5. Final Seasoning and Serve:
Taste the chili and add more salt, pepper, or chili powder if you want it spicier or more flavorful. Serve hot topped with shredded cheddar cheese, a spoonful of sour cream, sliced green onions, fresh cilantro, and extra jalapeño slices if you like.
Can I Use Dry Beans Instead of Canned Beans?
Yes! If using dry beans, soak them overnight and cook thoroughly before adding to the chili. This ensures they’re soft and absorb the flavors well. Adjust liquid amounts since dry beans absorb water while cooking.
How Can I Make This Chili Milder?
Simply reduce or omit the jalapeño and cayenne pepper. You can also remove the seeds from the jalapeño to reduce heat. Adding a bit more tomato or a dollop of sour cream when serving helps mellow the spice too.

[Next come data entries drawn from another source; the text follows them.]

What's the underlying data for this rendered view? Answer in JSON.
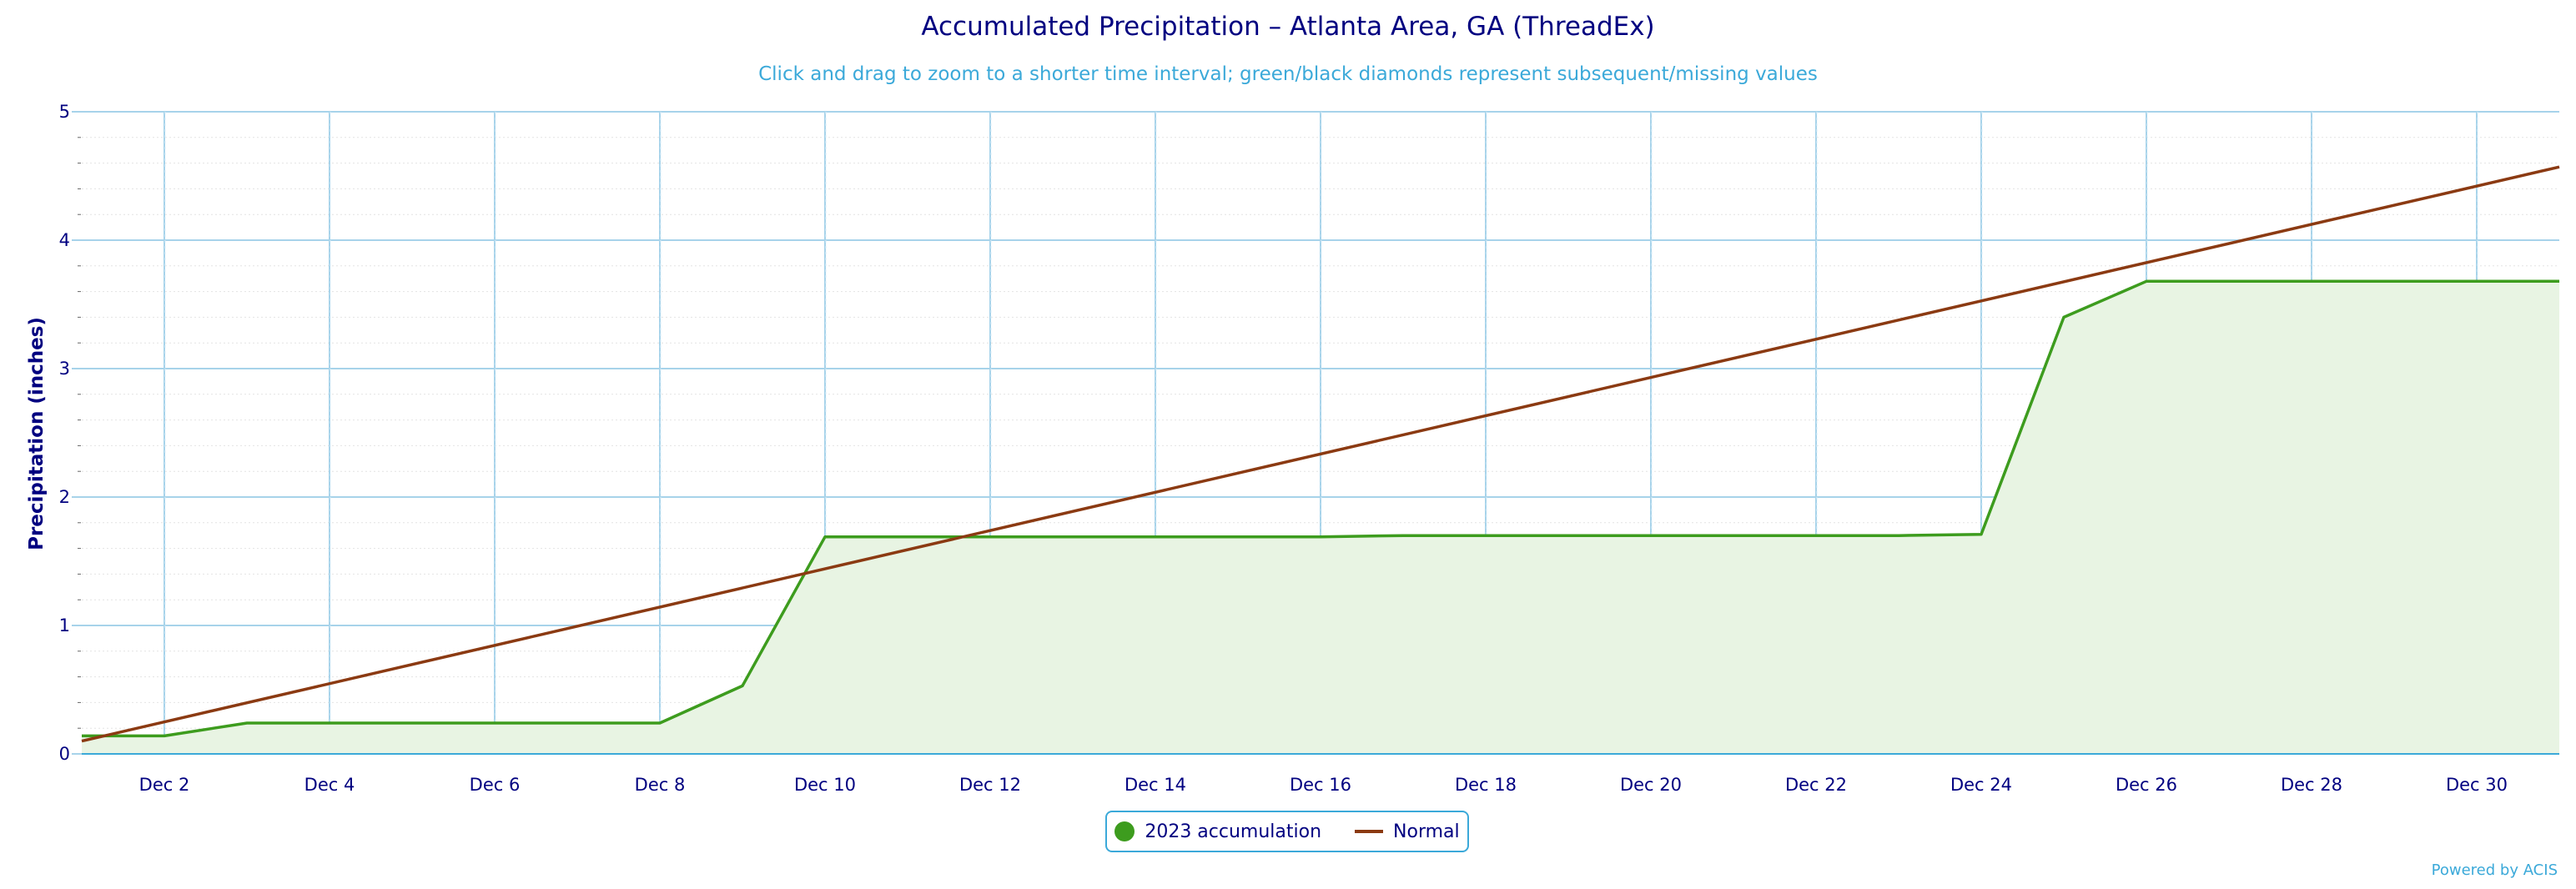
{
  "title": "Accumulated Precipitation – Atlanta Area, GA (ThreadEx)",
  "subtitle": "Click and drag to zoom to a shorter time interval; green/black diamonds represent subsequent/missing values",
  "credit": "Powered by ACIS",
  "colors": {
    "accumulation": "#3d9c1e",
    "accumulation_fill": "#e8f4e3",
    "normal": "#8b3a12",
    "grid": "#a7d3ea",
    "axis": "#000080",
    "accent": "#3ba9d9"
  },
  "chart_data": {
    "type": "line",
    "title": "Accumulated Precipitation – Atlanta Area, GA (ThreadEx)",
    "subtitle": "Click and drag to zoom to a shorter time interval; green/black diamonds represent subsequent/missing values",
    "ylabel": "Precipitation (inches)",
    "xlabel": "",
    "ylim": [
      0,
      5
    ],
    "yticks": [
      "0",
      "1",
      "2",
      "3",
      "4",
      "5"
    ],
    "xlim": [
      1,
      31
    ],
    "xticks": [
      {
        "day": 2,
        "label": "Dec 2"
      },
      {
        "day": 4,
        "label": "Dec 4"
      },
      {
        "day": 6,
        "label": "Dec 6"
      },
      {
        "day": 8,
        "label": "Dec 8"
      },
      {
        "day": 10,
        "label": "Dec 10"
      },
      {
        "day": 12,
        "label": "Dec 12"
      },
      {
        "day": 14,
        "label": "Dec 14"
      },
      {
        "day": 16,
        "label": "Dec 16"
      },
      {
        "day": 18,
        "label": "Dec 18"
      },
      {
        "day": 20,
        "label": "Dec 20"
      },
      {
        "day": 22,
        "label": "Dec 22"
      },
      {
        "day": 24,
        "label": "Dec 24"
      },
      {
        "day": 26,
        "label": "Dec 26"
      },
      {
        "day": 28,
        "label": "Dec 28"
      },
      {
        "day": 30,
        "label": "Dec 30"
      }
    ],
    "grid": true,
    "legend_position": "bottom-center",
    "series": [
      {
        "name": "2023 accumulation",
        "style": "area",
        "x": [
          1,
          2,
          3,
          4,
          5,
          6,
          7,
          8,
          9,
          10,
          11,
          12,
          13,
          14,
          15,
          16,
          17,
          18,
          19,
          20,
          21,
          22,
          23,
          24,
          25,
          26,
          27,
          28,
          29,
          30,
          31
        ],
        "values": [
          0.14,
          0.14,
          0.24,
          0.24,
          0.24,
          0.24,
          0.24,
          0.24,
          0.53,
          1.69,
          1.69,
          1.69,
          1.69,
          1.69,
          1.69,
          1.69,
          1.7,
          1.7,
          1.7,
          1.7,
          1.7,
          1.7,
          1.7,
          1.71,
          3.4,
          3.68,
          3.68,
          3.68,
          3.68,
          3.68,
          3.68
        ]
      },
      {
        "name": "Normal",
        "style": "line",
        "x": [
          1,
          31
        ],
        "values": [
          0.1,
          4.57
        ]
      }
    ]
  }
}
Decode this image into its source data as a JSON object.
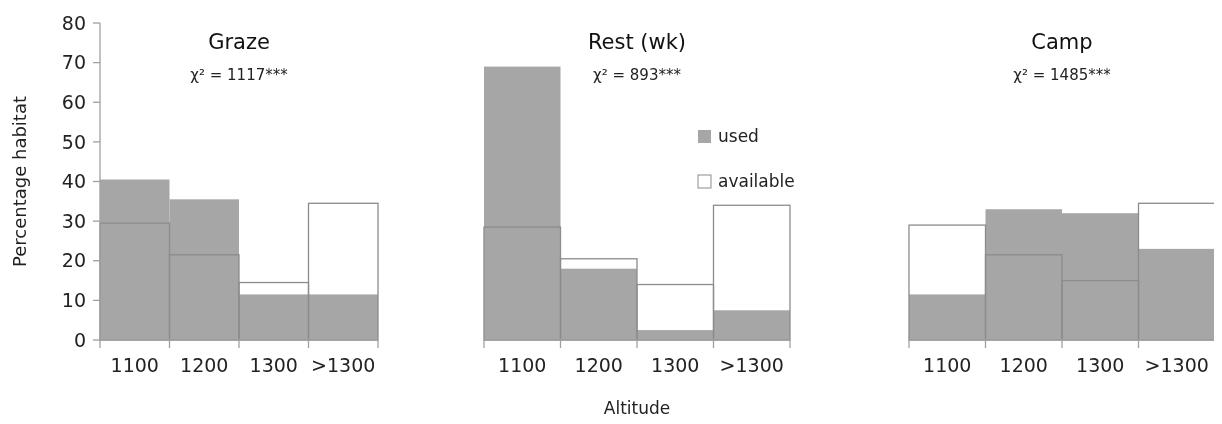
{
  "chart_data": [
    {
      "type": "bar",
      "title": "Graze",
      "ylabel": "Percentage habitat",
      "annotations": [
        "χ² = 1117***"
      ],
      "categories": [
        "1100",
        "1200",
        "1300",
        ">1300"
      ],
      "ylim": [
        0,
        80
      ],
      "yticks": [
        0,
        10,
        20,
        30,
        40,
        50,
        60,
        70,
        80
      ],
      "grid": false,
      "legend": false,
      "series": [
        {
          "color": "#a6a6a6",
          "values": [
            40.5,
            35.5,
            11.5,
            11.5
          ]
        },
        {
          "color": "#8c8c8c",
          "values": [
            29.5,
            21.5,
            14.5,
            34.5
          ]
        }
      ]
    },
    {
      "type": "bar",
      "title": "Rest (wk)",
      "xlabel": "Altitude",
      "annotations": [
        "χ² = 893***"
      ],
      "categories": [
        "1100",
        "1200",
        "1300",
        ">1300"
      ],
      "ylim": [
        0,
        80
      ],
      "tick_labels": "x",
      "grid": false,
      "legend": "top right",
      "series": [
        {
          "name": "used",
          "color": "#a6a6a6",
          "values": [
            69,
            18,
            2.5,
            7.5
          ]
        },
        {
          "name": "available",
          "color": "#8c8c8c",
          "values": [
            28.5,
            20.5,
            14,
            34
          ]
        }
      ]
    },
    {
      "type": "bar",
      "title": "Camp",
      "annotations": [
        "χ² = 1485***"
      ],
      "categories": [
        "1100",
        "1200",
        "1300",
        ">1300"
      ],
      "ylim": [
        0,
        80
      ],
      "tick_labels": "x",
      "grid": false,
      "legend": false,
      "series": [
        {
          "color": "#a6a6a6",
          "values": [
            11.5,
            33,
            32,
            23
          ]
        },
        {
          "color": "#8c8c8c",
          "values": [
            29,
            21.5,
            15,
            34.5
          ]
        }
      ]
    }
  ]
}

Can I Prepare This Chili in a Slow Cooker?
Absolutely! Follow steps 1-3 on the stove, then transfer everything to a slow cooker. Cook on low for 4-6 hours or high for 2-3 hours. Stir occasionally, and add extra broth if it gets too thick.
What’s the Best Way to Store Leftovers?
Store leftover chili in an airtight container in the refrigerator for up to 4 days. Reheat gently on the stove or in the microwave. You can also freeze it for up to 3 months—just thaw overnight in the fridge before reheating.